I have some intuition for why it is true for other cases. If the $\lambda_i$'s are not linearly independent, we can set a maximal linearly independent subset to be equal to a bunch of distinct numbers such that somehow none of the linear dependence equations give something that is equal. I kind of see why we can do this, but not fully and definitely can't prove it.

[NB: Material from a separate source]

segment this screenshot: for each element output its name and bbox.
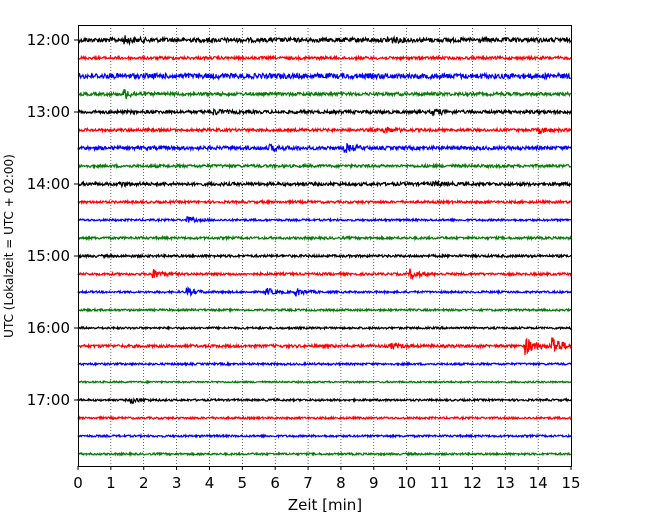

Can someone help prove this fact? Thanks!

Answer 1

Your observation is correct!

To prove it, we first note that we can reframe the question as follows. Let $T:V \to \Bbb C^n$ denote the linear map given by $$ T(v) = (\lambda_1(v),\dots,\lambda_n(v)). $$ Let $T(V)$ denote the range of $T$. Let $U_{ij} \subset \Bbb C^n$ denote the subspace $$ U_{ij} = \{(x_1,\dots,x_n) \in \Bbb C^n : x_i = x_j\}. $$ Note that $T(V)$ is a subspace of $U_{ij}$ for some $i,j$ if and only if $\lambda_i = \lambda_j$. On the other hand, the statement that there exists a $v$ such that all values of $\lambda_i(V)$ are distinct is equivalent to the statement that $T(V)$ is not a subset of the union $U = \bigcup_{1 \leq i,j \leq n} U_{ij}$ of these subspaces. With that in mind, it suffices to use/show the following statement

Claim: Given (finitely many) subspaces $U_1,\dots,U_k \subset \Bbb C^n$ and a subset $W \subset \Bbb C^n$, $W \subset \bigcup_{i=1}^n U_i$ holds if and only if $W \subset U_i$ for some $i$.

To prove this, we use the following lemma.

Lemma: Given a complex vector space $V$ and (finitely many) subspaces $U_1,\dots,U_k \subset V$, if $\bigcup_{i} U_i = V$, then it there exists a $j$ such that $U_j = V$.

This lemma is proved here, for instance.

Proof of claim: If $W \subset \bigcup_{i=1}^n U_i$, then it follows that $$ W = \bigcup_{i=1}^k (W \cap U_i). $$ However, $W \cap U_i$ is a subspace of $W$. Thus, by the lemma, there exists a $j$ such that $W \cap U_j = W$, which is to say that $W \subset U_j$, which was what we wanted.